IDF Chief of Staff Lt. Gen. Gady Eisenkott disclosed this week that an estimated 14-16 percent of Palestinians support ISIS – the highest proportion in the Arab world, where the average is no more than 5-6 percent.
In a little-noticed incident on Dec. 3, 2015, a Palestinian General Intelligence officer called Mazen Aribe, 37, suddenly turned his official rifle on Israeli soldiers. After he injured two, their comrades shot him dead.
Investigators of the incident later confirmed that it bore the hallmarks of an ISIS attack.
Aribe, who happened to be the nephew of the senior Palestinian peace negotiator Saeb Erekat, was a highly respected intelligence officer and a loyal supporter of his boss, the a/m Maj. Gen. Faraj. His sudden turn to violence against Israeli troops set off alarm bells in the Palestinian intelligence services as well as the Shin Bet and Israeli police.
The progress of the talks for establishing the new force, since named the “Palestinian Popular Police for East Jerusalem,” can be measured by Israel’s consent to extend “a measure of autonomy” for certain administrative municipal appointments for its areas of control, provided their work is fully coordinated with Israeli government and municipal authorities.
The discussions cover the Palestinian-populated districts of North Jerusalem – Shoafat, Hizme and Beit Hanina – and the two big refugee camps at Shoafat and Anata. Many of the recent terrorist attacks against Israelis were perpetrated in the last four months by dwellers of these sections of Jerusalem.
The Old City and the Palestinian villages of Issawiya, A-Tur and Jabal Mukabar have not been covered in the bilateral security discussions.
Gen. Faraj is the live wire promoting the initiative. He is motivated most of all by the opportunity for his agency to gain a foothold in East Jerusalem. For decades, Israel has consistently blocked Palestinian attempts to establish their ruling bodies in its capital.
While the two negotiating parties formally agree to the new militia coming under Israel’s security services, its day-to-day operations will effectively be subject to Faraj’s intelligence agency.
In recent interviews, Faraj has made a point of stressing that cooperation between Israel’s army and Shin Bet and Palestinian security forces remains solid and must continue, notwithstanding the current wave of Palestinian terror.
He also claims that his officers have thwarted 200 terrorist attacks and their detention of 100 would-be terrorists with large arms caches, had foiled several more.

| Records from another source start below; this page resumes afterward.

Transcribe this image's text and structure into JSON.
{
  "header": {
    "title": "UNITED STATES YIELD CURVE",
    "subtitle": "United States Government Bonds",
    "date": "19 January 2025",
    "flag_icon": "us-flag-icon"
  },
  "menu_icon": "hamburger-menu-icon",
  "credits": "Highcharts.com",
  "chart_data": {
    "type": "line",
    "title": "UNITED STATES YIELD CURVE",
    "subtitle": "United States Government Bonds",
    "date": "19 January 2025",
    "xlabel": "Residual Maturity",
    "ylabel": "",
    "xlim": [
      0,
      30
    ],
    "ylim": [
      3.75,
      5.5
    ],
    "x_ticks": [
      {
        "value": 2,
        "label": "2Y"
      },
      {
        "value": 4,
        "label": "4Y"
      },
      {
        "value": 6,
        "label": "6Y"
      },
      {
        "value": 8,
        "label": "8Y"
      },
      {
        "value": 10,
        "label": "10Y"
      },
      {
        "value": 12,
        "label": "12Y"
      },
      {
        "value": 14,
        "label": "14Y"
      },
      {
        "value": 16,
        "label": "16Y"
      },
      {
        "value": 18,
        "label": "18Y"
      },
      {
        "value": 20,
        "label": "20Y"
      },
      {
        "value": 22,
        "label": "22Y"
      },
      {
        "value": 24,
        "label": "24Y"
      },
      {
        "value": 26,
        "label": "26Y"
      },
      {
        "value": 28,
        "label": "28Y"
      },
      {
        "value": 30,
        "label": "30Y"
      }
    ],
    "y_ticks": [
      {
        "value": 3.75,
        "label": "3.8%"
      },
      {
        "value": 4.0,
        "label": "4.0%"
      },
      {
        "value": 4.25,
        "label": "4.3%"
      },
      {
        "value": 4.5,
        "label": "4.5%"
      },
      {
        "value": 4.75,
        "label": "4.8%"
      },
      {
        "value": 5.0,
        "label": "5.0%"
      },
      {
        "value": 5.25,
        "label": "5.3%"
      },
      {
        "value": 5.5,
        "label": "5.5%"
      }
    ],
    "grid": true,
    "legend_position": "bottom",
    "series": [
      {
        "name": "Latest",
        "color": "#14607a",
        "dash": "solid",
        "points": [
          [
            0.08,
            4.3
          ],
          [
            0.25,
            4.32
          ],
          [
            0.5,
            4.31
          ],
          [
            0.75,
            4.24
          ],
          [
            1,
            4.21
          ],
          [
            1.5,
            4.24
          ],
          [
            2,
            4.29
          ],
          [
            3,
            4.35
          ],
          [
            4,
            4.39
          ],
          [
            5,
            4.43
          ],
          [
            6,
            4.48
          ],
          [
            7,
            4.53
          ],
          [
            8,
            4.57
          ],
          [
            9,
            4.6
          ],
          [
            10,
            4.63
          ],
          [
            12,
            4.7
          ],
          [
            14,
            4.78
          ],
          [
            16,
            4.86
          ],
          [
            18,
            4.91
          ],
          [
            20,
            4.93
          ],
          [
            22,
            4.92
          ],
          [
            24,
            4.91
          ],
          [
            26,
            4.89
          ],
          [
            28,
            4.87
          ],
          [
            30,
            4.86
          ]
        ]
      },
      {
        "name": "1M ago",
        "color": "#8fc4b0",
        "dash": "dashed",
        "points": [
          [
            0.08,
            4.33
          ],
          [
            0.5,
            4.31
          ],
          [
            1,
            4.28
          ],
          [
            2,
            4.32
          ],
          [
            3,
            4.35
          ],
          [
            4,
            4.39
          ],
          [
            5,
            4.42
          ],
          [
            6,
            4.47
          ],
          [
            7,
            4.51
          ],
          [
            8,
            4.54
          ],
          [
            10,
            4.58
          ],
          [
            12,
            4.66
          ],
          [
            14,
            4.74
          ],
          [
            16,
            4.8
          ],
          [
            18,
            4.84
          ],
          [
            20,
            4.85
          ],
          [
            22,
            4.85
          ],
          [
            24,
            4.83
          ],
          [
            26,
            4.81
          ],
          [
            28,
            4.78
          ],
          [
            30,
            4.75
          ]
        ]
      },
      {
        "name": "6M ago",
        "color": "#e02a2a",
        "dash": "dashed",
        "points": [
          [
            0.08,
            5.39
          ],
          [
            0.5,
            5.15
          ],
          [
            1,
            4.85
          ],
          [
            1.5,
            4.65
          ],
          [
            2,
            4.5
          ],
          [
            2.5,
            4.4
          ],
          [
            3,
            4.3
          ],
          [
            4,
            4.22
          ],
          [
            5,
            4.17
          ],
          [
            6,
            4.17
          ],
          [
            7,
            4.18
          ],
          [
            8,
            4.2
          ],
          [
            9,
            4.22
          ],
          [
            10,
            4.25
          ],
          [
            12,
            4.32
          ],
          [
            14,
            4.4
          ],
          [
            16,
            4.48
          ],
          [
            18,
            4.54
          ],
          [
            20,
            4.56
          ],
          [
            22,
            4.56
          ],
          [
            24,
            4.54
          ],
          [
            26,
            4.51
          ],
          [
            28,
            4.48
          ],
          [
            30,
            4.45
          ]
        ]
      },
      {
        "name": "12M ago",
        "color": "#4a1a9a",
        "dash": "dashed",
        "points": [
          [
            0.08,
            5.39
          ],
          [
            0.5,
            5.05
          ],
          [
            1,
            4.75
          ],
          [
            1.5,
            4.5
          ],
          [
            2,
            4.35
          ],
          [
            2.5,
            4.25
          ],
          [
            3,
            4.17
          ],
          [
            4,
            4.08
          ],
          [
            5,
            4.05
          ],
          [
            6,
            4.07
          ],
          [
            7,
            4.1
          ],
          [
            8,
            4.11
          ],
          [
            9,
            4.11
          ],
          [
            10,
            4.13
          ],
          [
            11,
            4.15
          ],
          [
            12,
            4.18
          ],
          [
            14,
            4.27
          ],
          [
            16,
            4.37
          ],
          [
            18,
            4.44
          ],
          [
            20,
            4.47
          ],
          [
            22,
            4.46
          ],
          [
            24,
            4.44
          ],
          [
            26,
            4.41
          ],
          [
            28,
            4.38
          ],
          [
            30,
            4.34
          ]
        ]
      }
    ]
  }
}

Faraj is clearly doing his utmost to bring to Israel’s attention the efficacy of the forces under his command and, by the same token, how valuable the new militia would be as a security, anti-terror asset for the city.

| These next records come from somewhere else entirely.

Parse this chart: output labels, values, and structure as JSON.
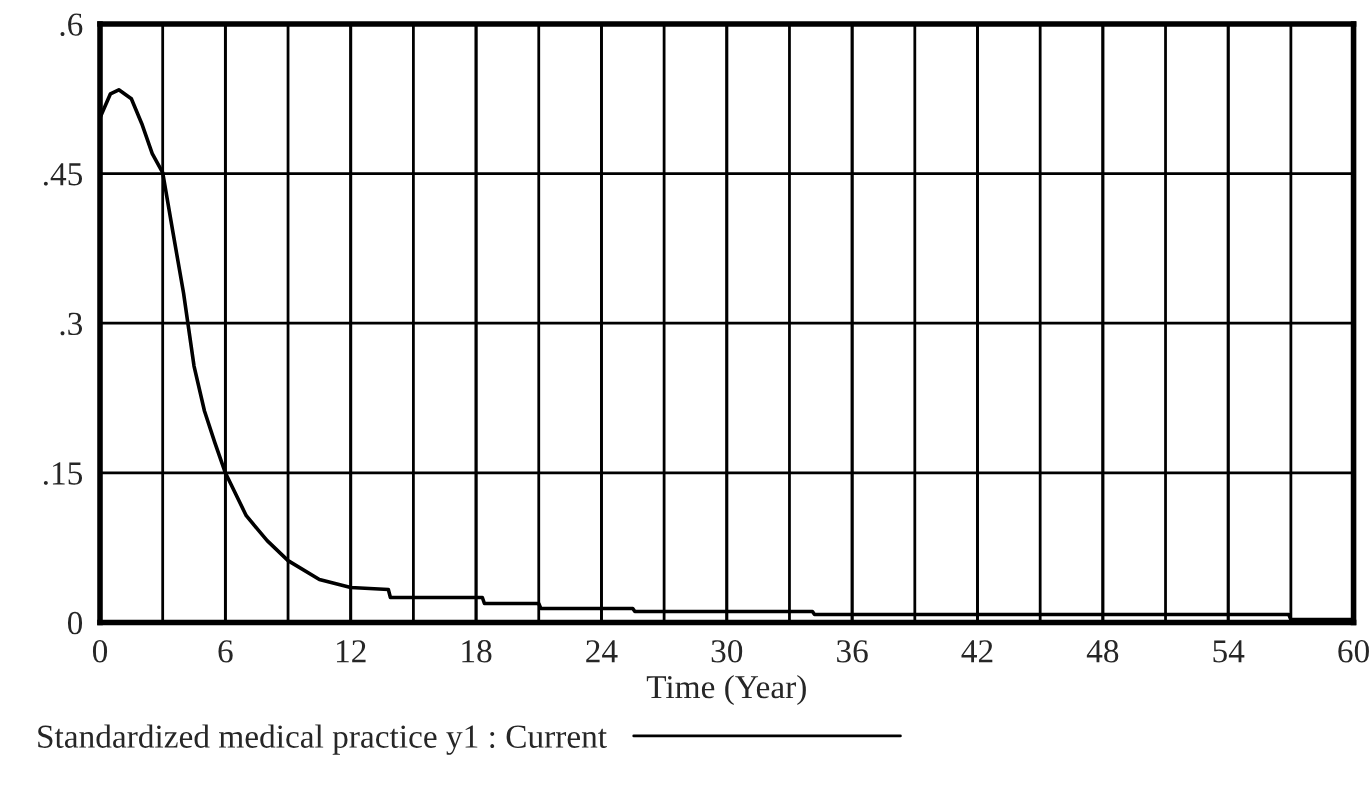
{
  "chart_data": {
    "type": "line",
    "xlabel": "Time (Year)",
    "xlim": [
      0,
      60
    ],
    "xticks": [
      0,
      6,
      12,
      18,
      24,
      30,
      36,
      42,
      48,
      54,
      60
    ],
    "ylim": [
      0,
      0.6
    ],
    "yticks": [
      {
        "value": 0,
        "label": "0"
      },
      {
        "value": 0.15,
        "label": ".15"
      },
      {
        "value": 0.3,
        "label": ".3"
      },
      {
        "value": 0.45,
        "label": ".45"
      },
      {
        "value": 0.6,
        "label": ".6"
      }
    ],
    "grid": true,
    "legend": "bottom",
    "line_style": "solid",
    "series": [
      {
        "name": "Standardized medical practice y1 : Current",
        "color": "#000000",
        "x": [
          0,
          0.5,
          0.9,
          1.5,
          2,
          2.5,
          3,
          3.5,
          4,
          4.5,
          5,
          5.5,
          6,
          7,
          8,
          9,
          10.5,
          12,
          13.8,
          13.9,
          18.3,
          18.4,
          21,
          21.1,
          25.5,
          25.6,
          34.1,
          34.2,
          56.9,
          57,
          60
        ],
        "values": [
          0.506,
          0.53,
          0.534,
          0.525,
          0.5,
          0.47,
          0.451,
          0.39,
          0.33,
          0.257,
          0.212,
          0.18,
          0.15,
          0.107,
          0.082,
          0.062,
          0.043,
          0.035,
          0.033,
          0.025,
          0.025,
          0.019,
          0.019,
          0.014,
          0.014,
          0.011,
          0.011,
          0.008,
          0.008,
          0.003,
          0.003
        ]
      }
    ]
  }
}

debkafile’s counterterrorism sources note that the realization of the new Palestinian Police Force project – if it does get the green light in Jerusalem – would crown the four-month Palestinian knife intifada with a huge achievement, which has long proved elusive – the Palestinians would plant their first security footholds in the Arab neighborhoods of Israel’s capital. This would no doubt also provoke a flaming controversy on Israel’s political scene.